Nichols Nathan S, Sokol Paul, Del Maestro Adrian
Data Science and Learning Division, Argonne National Laboratory, Argonne, Illinois 60439, USA.
Department of Physics, University of Vermont, Burlington, Vermont 05405, USA.
Phys Rev E. 2022 Aug;106(2-2):025312. doi: 10.1103/PhysRevE.106.025312.
We report on differential evolution for analytic continuation: a parameter-free evolutionary algorithm to generate the dynamic structure factor from imaginary time correlation functions. Our approach to this long-standing problem in quantum many-body physics achieves enhanced spectral fidelity while using fewer compute (CPU) hours. The need for fine-tuning of algorithmic control parameters is eliminated by embedding them within the genome to be optimized for this evolutionary computation-based algorithm.
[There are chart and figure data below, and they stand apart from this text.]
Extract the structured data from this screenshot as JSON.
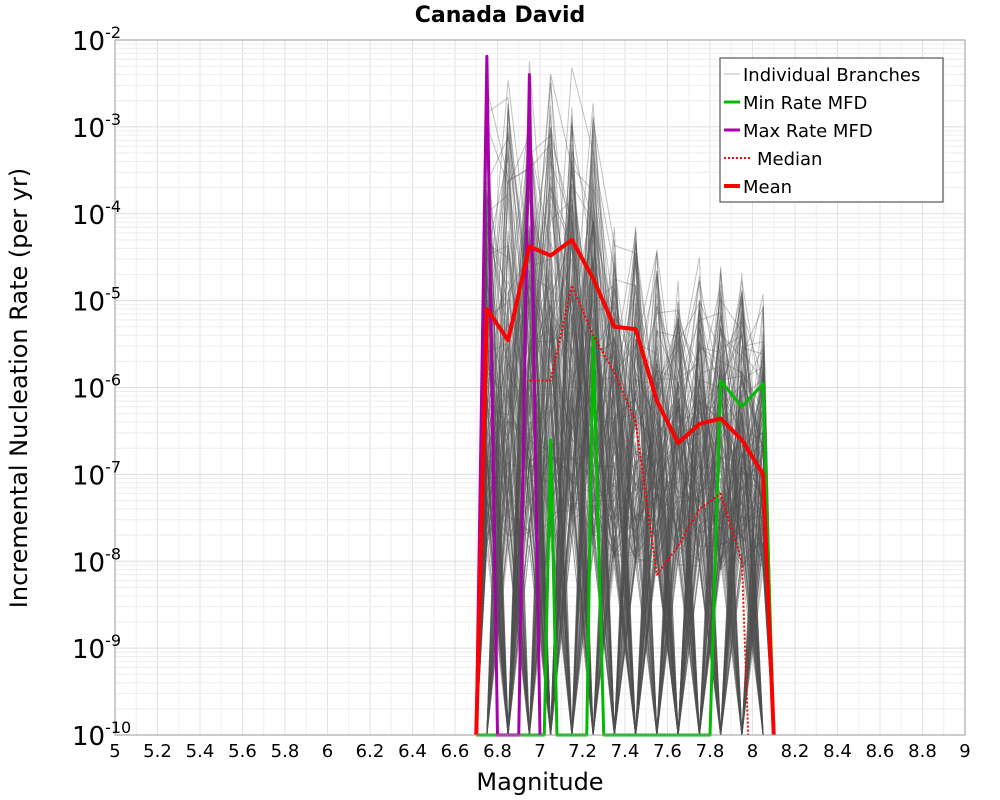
{
  "chart_data": {
    "type": "line",
    "title": "Canada David",
    "xlabel": "Magnitude",
    "ylabel": "Incremental Nucleation Rate (per yr)",
    "xlim": [
      5,
      9
    ],
    "ylim": [
      1e-10,
      0.01
    ],
    "yscale": "log",
    "grid": true,
    "legend_position": "top-right",
    "x_ticks": [
      "5",
      "5.2",
      "5.4",
      "5.6",
      "5.8",
      "6",
      "6.2",
      "6.4",
      "6.6",
      "6.8",
      "7",
      "7.2",
      "7.4",
      "7.6",
      "7.8",
      "8",
      "8.2",
      "8.4",
      "8.6",
      "8.8",
      "9"
    ],
    "y_ticks": [
      {
        "base": "10",
        "exp": "-2"
      },
      {
        "base": "10",
        "exp": "-3"
      },
      {
        "base": "10",
        "exp": "-4"
      },
      {
        "base": "10",
        "exp": "-5"
      },
      {
        "base": "10",
        "exp": "-6"
      },
      {
        "base": "10",
        "exp": "-7"
      },
      {
        "base": "10",
        "exp": "-8"
      },
      {
        "base": "10",
        "exp": "-9"
      },
      {
        "base": "10",
        "exp": "-10"
      }
    ],
    "branch_bins": [
      6.75,
      6.85,
      6.95,
      7.05,
      7.15,
      7.25,
      7.35,
      7.45,
      7.55,
      7.65,
      7.75,
      7.85,
      7.95,
      8.05
    ],
    "branch_upper_envelope": [
      0.0065,
      0.0045,
      0.007,
      0.006,
      0.0065,
      0.002,
      0.0001,
      0.0001,
      6e-05,
      4e-05,
      3.5e-05,
      3e-05,
      2.5e-05,
      1.5e-05
    ],
    "series": [
      {
        "name": "Individual Branches",
        "color": "#bbbbbb",
        "style": "thin"
      },
      {
        "name": "Min Rate MFD",
        "color": "#00bb00",
        "style": "solid",
        "x": [
          6.7,
          6.95,
          7.0,
          7.02,
          7.05,
          7.08,
          7.22,
          7.25,
          7.3,
          7.8,
          7.85,
          7.95,
          8.05,
          8.1
        ],
        "y": [
          1e-10,
          1e-10,
          1e-10,
          1e-10,
          2.5e-07,
          1e-10,
          1e-10,
          4e-06,
          1e-10,
          1e-10,
          1.2e-06,
          6e-07,
          1.1e-06,
          1e-10
        ]
      },
      {
        "name": "Max Rate MFD",
        "color": "#aa00aa",
        "style": "solid",
        "x": [
          6.7,
          6.75,
          6.8,
          6.9,
          6.95,
          7.0
        ],
        "y": [
          1e-10,
          0.0065,
          1e-10,
          1e-10,
          0.004,
          1e-10
        ]
      },
      {
        "name": "Median",
        "color": "#ff0000",
        "style": "dotted",
        "x": [
          6.95,
          7.05,
          7.15,
          7.25,
          7.35,
          7.45,
          7.55,
          7.65,
          7.75,
          7.85,
          7.95,
          7.98
        ],
        "y": [
          1.2e-06,
          1.2e-06,
          1.5e-05,
          4e-06,
          1.5e-06,
          4e-07,
          7e-09,
          1.5e-08,
          4e-08,
          6e-08,
          1e-08,
          1e-10
        ]
      },
      {
        "name": "Mean",
        "color": "#ff0000",
        "style": "thick",
        "x": [
          6.7,
          6.75,
          6.85,
          6.95,
          7.05,
          7.15,
          7.25,
          7.35,
          7.45,
          7.55,
          7.65,
          7.75,
          7.85,
          7.95,
          8.05,
          8.1
        ],
        "y": [
          1e-10,
          8e-06,
          3.5e-06,
          4.2e-05,
          3.3e-05,
          5e-05,
          1.8e-05,
          5e-06,
          4.7e-06,
          7e-07,
          2.3e-07,
          3.8e-07,
          4.4e-07,
          2.5e-07,
          1e-07,
          1e-10
        ]
      }
    ]
  }
}
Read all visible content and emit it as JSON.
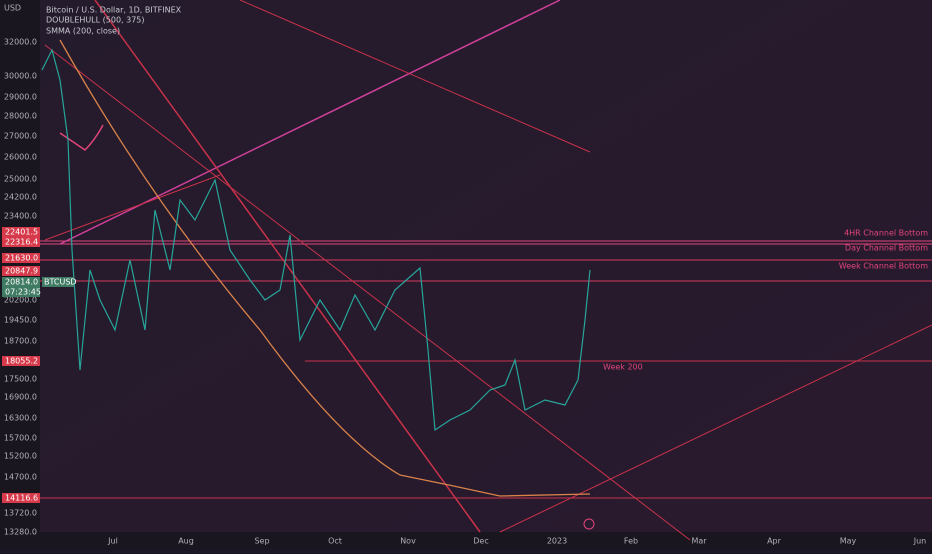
{
  "header": {
    "title": "Bitcoin / U.S. Dollar, 1D, BITFINEX",
    "indicators": [
      "DOUBLEHULL (500, 375)",
      "SMMA (200, close)"
    ]
  },
  "price_axis": {
    "currency": "USD",
    "labels": [
      "32000.0",
      "30000.0",
      "29000.0",
      "28000.0",
      "27000.0",
      "26000.0",
      "25000.0",
      "24200.0",
      "23400.0",
      "20200.0",
      "19450.0",
      "18700.0",
      "17500.0",
      "16900.0",
      "16300.0",
      "15700.0",
      "15200.0",
      "14700.0",
      "13720.0",
      "13280.0"
    ]
  },
  "price_tags": [
    {
      "label": "22401.5"
    },
    {
      "label": "22316.4"
    },
    {
      "label": "21630.0"
    },
    {
      "label": "20847.9"
    },
    {
      "label": "20814.0",
      "symbol": "BTCUSD",
      "countdown": "07:23:45"
    },
    {
      "label": "18055.2"
    },
    {
      "label": "14116.6"
    }
  ],
  "time_axis": {
    "labels": [
      "Jul",
      "Aug",
      "Sep",
      "Oct",
      "Nov",
      "Dec",
      "2023",
      "Feb",
      "Mar",
      "Apr",
      "May",
      "Jun"
    ]
  },
  "annotations": [
    "4HR Channel Bottom",
    "Day Channel Bottom",
    "Week Channel Bottom",
    "Week 200"
  ]
}
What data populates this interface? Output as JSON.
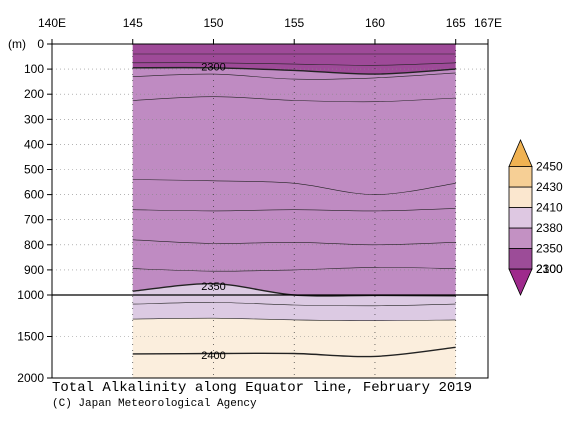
{
  "chart_data": {
    "type": "heatmap",
    "title": "Total Alkalinity along Equator line, February 2019",
    "credit": "(C) Japan Meteorological Agency",
    "x_axis": {
      "ticks": [
        "140E",
        "145",
        "150",
        "155",
        "160",
        "165",
        "167E"
      ],
      "tick_values": [
        140,
        145,
        150,
        155,
        160,
        165,
        167
      ],
      "range": [
        140,
        167
      ],
      "data_range": [
        145,
        165
      ]
    },
    "y_axis": {
      "unit_label": "(m)",
      "upper_ticks": [
        0,
        100,
        200,
        300,
        400,
        500,
        600,
        700,
        800,
        900,
        1000
      ],
      "lower_ticks": [
        1500,
        2000
      ],
      "range": [
        0,
        2000
      ],
      "scale_break_depth": 1000
    },
    "colorbar": {
      "levels": [
        "2100",
        "2300",
        "2350",
        "2380",
        "2410",
        "2430",
        "2450"
      ],
      "colors": [
        "#9e2a8c",
        "#9c4c98",
        "#c391c3",
        "#dec8e2",
        "#fbe7cf",
        "#f6cf95",
        "#f0b252"
      ]
    },
    "contour_labels": [
      {
        "text": "2300",
        "lon": 150,
        "depth": 90
      },
      {
        "text": "2350",
        "lon": 150,
        "depth": 965
      },
      {
        "text": "2400",
        "lon": 150,
        "depth": 1720
      }
    ],
    "bands": [
      {
        "color": "#9e4a98",
        "top": [
          0,
          0,
          0,
          0,
          0
        ],
        "bottom": [
          95,
          95,
          105,
          120,
          100
        ]
      },
      {
        "color": "#bf8bc2",
        "top": [
          95,
          95,
          105,
          120,
          100
        ],
        "bottom": [
          985,
          955,
          1000,
          1005,
          1010
        ]
      },
      {
        "color": "#dccae3",
        "top": [
          985,
          955,
          1000,
          1005,
          1010
        ],
        "bottom": [
          1290,
          1280,
          1300,
          1310,
          1300
        ]
      },
      {
        "color": "#fbeedd",
        "top": [
          1290,
          1280,
          1300,
          1310,
          1300
        ],
        "bottom": [
          2000,
          2000,
          2000,
          2000,
          2000
        ]
      }
    ],
    "section_lons": [
      145,
      150,
      155,
      160,
      165
    ],
    "contour_lines": [
      {
        "depth": [
          40,
          40,
          40,
          40,
          40
        ],
        "width": 0.6
      },
      {
        "depth": [
          75,
          75,
          80,
          85,
          75
        ],
        "width": 0.6
      },
      {
        "depth": [
          95,
          95,
          105,
          120,
          100
        ],
        "width": 1.4
      },
      {
        "depth": [
          130,
          120,
          140,
          135,
          115
        ],
        "width": 0.6
      },
      {
        "depth": [
          225,
          210,
          225,
          230,
          215
        ],
        "width": 0.6
      },
      {
        "depth": [
          540,
          545,
          555,
          600,
          555
        ],
        "width": 0.6
      },
      {
        "depth": [
          660,
          665,
          660,
          665,
          655
        ],
        "width": 0.6
      },
      {
        "depth": [
          780,
          795,
          790,
          800,
          790
        ],
        "width": 0.6
      },
      {
        "depth": [
          895,
          905,
          900,
          890,
          895
        ],
        "width": 0.6
      },
      {
        "depth": [
          985,
          955,
          1000,
          1005,
          1010
        ],
        "width": 1.4
      },
      {
        "depth": [
          1110,
          1090,
          1120,
          1130,
          1110
        ],
        "width": 0.6
      },
      {
        "depth": [
          1290,
          1280,
          1300,
          1310,
          1300
        ],
        "width": 0.6
      },
      {
        "depth": [
          1710,
          1705,
          1705,
          1740,
          1630
        ],
        "width": 1.4
      }
    ]
  }
}
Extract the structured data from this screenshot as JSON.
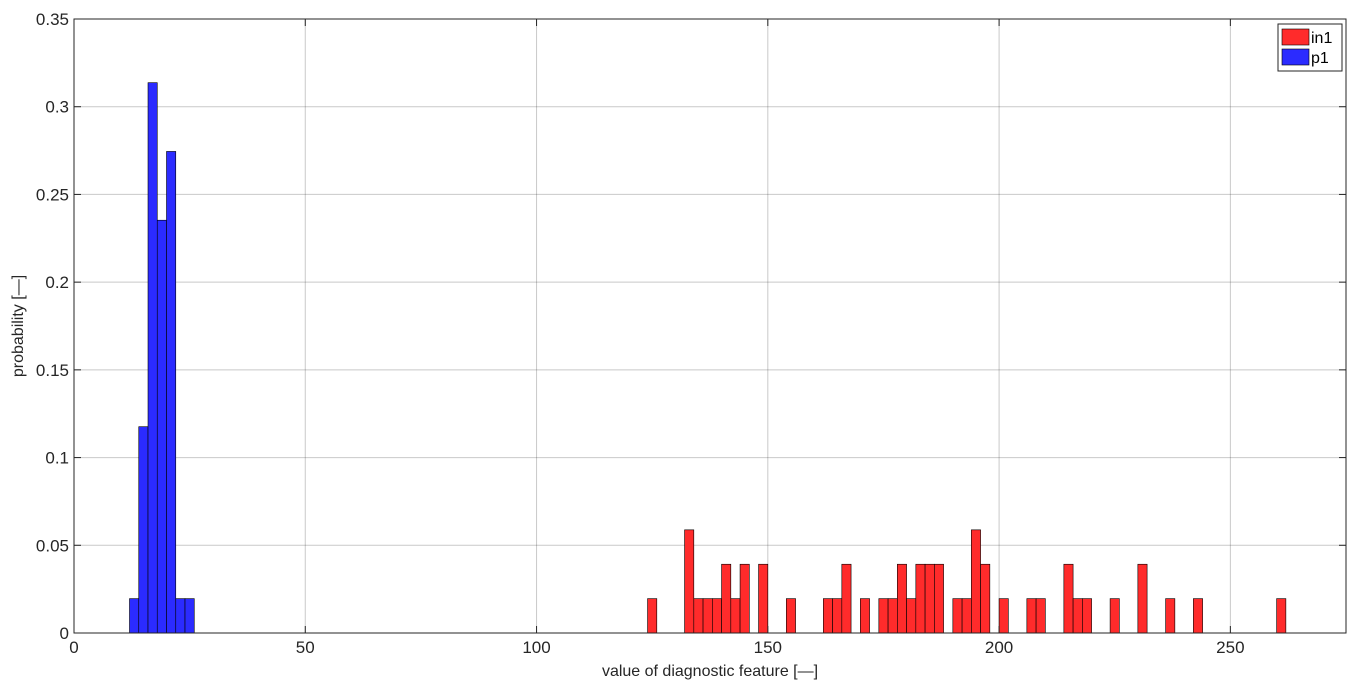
{
  "chart_data": {
    "type": "bar",
    "xlabel": "value of diagnostic feature [—]",
    "ylabel": "probability [—]",
    "xlim": [
      0,
      275
    ],
    "ylim": [
      0,
      0.35
    ],
    "x_ticks": [
      "0",
      "50",
      "100",
      "150",
      "200",
      "250"
    ],
    "y_ticks": [
      "0",
      "0.05",
      "0.1",
      "0.15",
      "0.2",
      "0.25",
      "0.3",
      "0.35"
    ],
    "grid": true,
    "legend_position": "top-right",
    "bin_width": 2,
    "series": [
      {
        "name": "in1",
        "color": "#ff2b2b",
        "bars": [
          {
            "x": 124,
            "y": 0.0196
          },
          {
            "x": 132,
            "y": 0.0588
          },
          {
            "x": 134,
            "y": 0.0196
          },
          {
            "x": 136,
            "y": 0.0196
          },
          {
            "x": 138,
            "y": 0.0196
          },
          {
            "x": 140,
            "y": 0.0392
          },
          {
            "x": 142,
            "y": 0.0196
          },
          {
            "x": 144,
            "y": 0.0392
          },
          {
            "x": 148,
            "y": 0.0392
          },
          {
            "x": 154,
            "y": 0.0196
          },
          {
            "x": 162,
            "y": 0.0196
          },
          {
            "x": 164,
            "y": 0.0196
          },
          {
            "x": 166,
            "y": 0.0392
          },
          {
            "x": 170,
            "y": 0.0196
          },
          {
            "x": 174,
            "y": 0.0196
          },
          {
            "x": 176,
            "y": 0.0196
          },
          {
            "x": 178,
            "y": 0.0392
          },
          {
            "x": 180,
            "y": 0.0196
          },
          {
            "x": 182,
            "y": 0.0392
          },
          {
            "x": 184,
            "y": 0.0392
          },
          {
            "x": 186,
            "y": 0.0392
          },
          {
            "x": 190,
            "y": 0.0196
          },
          {
            "x": 192,
            "y": 0.0196
          },
          {
            "x": 194,
            "y": 0.0588
          },
          {
            "x": 196,
            "y": 0.0392
          },
          {
            "x": 200,
            "y": 0.0196
          },
          {
            "x": 206,
            "y": 0.0196
          },
          {
            "x": 208,
            "y": 0.0196
          },
          {
            "x": 214,
            "y": 0.0392
          },
          {
            "x": 216,
            "y": 0.0196
          },
          {
            "x": 218,
            "y": 0.0196
          },
          {
            "x": 224,
            "y": 0.0196
          },
          {
            "x": 230,
            "y": 0.0392
          },
          {
            "x": 236,
            "y": 0.0196
          },
          {
            "x": 242,
            "y": 0.0196
          },
          {
            "x": 260,
            "y": 0.0196
          }
        ]
      },
      {
        "name": "p1",
        "color": "#2b2bff",
        "bars": [
          {
            "x": 12,
            "y": 0.0196
          },
          {
            "x": 14,
            "y": 0.1176
          },
          {
            "x": 16,
            "y": 0.3137
          },
          {
            "x": 18,
            "y": 0.2353
          },
          {
            "x": 20,
            "y": 0.2745
          },
          {
            "x": 22,
            "y": 0.0196
          },
          {
            "x": 24,
            "y": 0.0196
          }
        ]
      }
    ]
  }
}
Benchmarks are presented for models where the dynamic structure factor is known exactly and experimentally relevant results are included for quantum Monte Carlo simulations of bulk ^{4}He below the superfluid transition temperature.
一种从虚时关联函数生成动态结构因子的无参数进化算法。我们针对量子多体物理中这个长期存在的问题所采用的方法,在使用更少计算(CPU)时间的同时提高了光谱保真度。通过将算法控制参数嵌入到基因组中,从而为基于进化计算的算法进行优化,消除了对算法控制参数进行微调的需求。文中给出了动态结构因子已知精确值的模型的基准测试,并包含了超流转变温度以下体相(^4)He的量子蒙特卡罗模拟的实验相关结果。